De zes Cellosuites, BWV 1007-1012, zijn suites voor cello zonder begeleiding van Johann Sebastian Bach (1685-1750). Ze behoren tot de meest uitgevoerde solocomposities ooit geschreven voor cello. Bach componeerde ze waarschijnlijk in de periode 1717-1723, toen hij kapelmeester was in Köthen. De titel op de omslag van het manuscript van Anna Magdalena Bach was Suites à Violoncello Solo senza Basso (Suites voor cello solo zonder bas).
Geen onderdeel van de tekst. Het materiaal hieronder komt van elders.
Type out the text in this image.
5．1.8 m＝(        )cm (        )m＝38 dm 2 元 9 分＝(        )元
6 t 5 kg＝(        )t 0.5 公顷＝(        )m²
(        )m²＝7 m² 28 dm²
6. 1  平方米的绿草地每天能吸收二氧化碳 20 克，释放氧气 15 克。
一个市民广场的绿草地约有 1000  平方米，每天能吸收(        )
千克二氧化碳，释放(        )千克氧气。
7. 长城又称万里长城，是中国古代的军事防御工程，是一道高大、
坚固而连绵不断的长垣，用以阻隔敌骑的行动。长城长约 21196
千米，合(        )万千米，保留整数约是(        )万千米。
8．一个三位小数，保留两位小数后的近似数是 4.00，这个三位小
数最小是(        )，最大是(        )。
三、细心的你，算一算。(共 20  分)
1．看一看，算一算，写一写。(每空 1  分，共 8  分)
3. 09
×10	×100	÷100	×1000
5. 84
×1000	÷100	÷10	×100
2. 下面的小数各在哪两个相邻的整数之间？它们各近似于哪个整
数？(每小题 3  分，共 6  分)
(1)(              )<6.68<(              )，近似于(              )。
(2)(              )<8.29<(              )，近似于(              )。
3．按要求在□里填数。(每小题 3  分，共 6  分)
Zoals gebruikelijk in een baroksuite, zijn na de prelude waarmee elke suite begint, alle andere delen gebaseerd op barokke dansstijlen. De cellosuites bestaan elk uit zes delen: prelude, allemande, courante, sarabande, twee menuetten of twee bourrées of twee gavottes, en een finale gigue. Gary S. Dalkin van MusicWeb International noemde Bachs cellosuites "een van de meest diepzinnige klassieke muziekwerken" en Wilfrid Mellers beschreef ze in 1980 als "Monofone muziek waarin een man een dans van God heeft gecreëerd".
Vanwege de technische eisen van de werken, de etude-achtige aard en de moeilijkheidsgraad bij de interpretatie vanwege het ongeannoteerde karakter van de overgebleven kopieën en de vele discrepanties ertussen, waren de cellosuites weinig bekend en werden ze in het moderne tijdperk zelden publiekelijk uitgevoerd totdat ze begin 20e eeuw werden opgenomen door Pablo Casals (1876-1973). Sindsdien zijn ze uitgevoerd en opgenomen door vele beroemde cellisten en zijn ze getranscribeerd voor talloze andere instrumenten; ze worden beschouwd als een van Bachs grootste muzikale prestaties.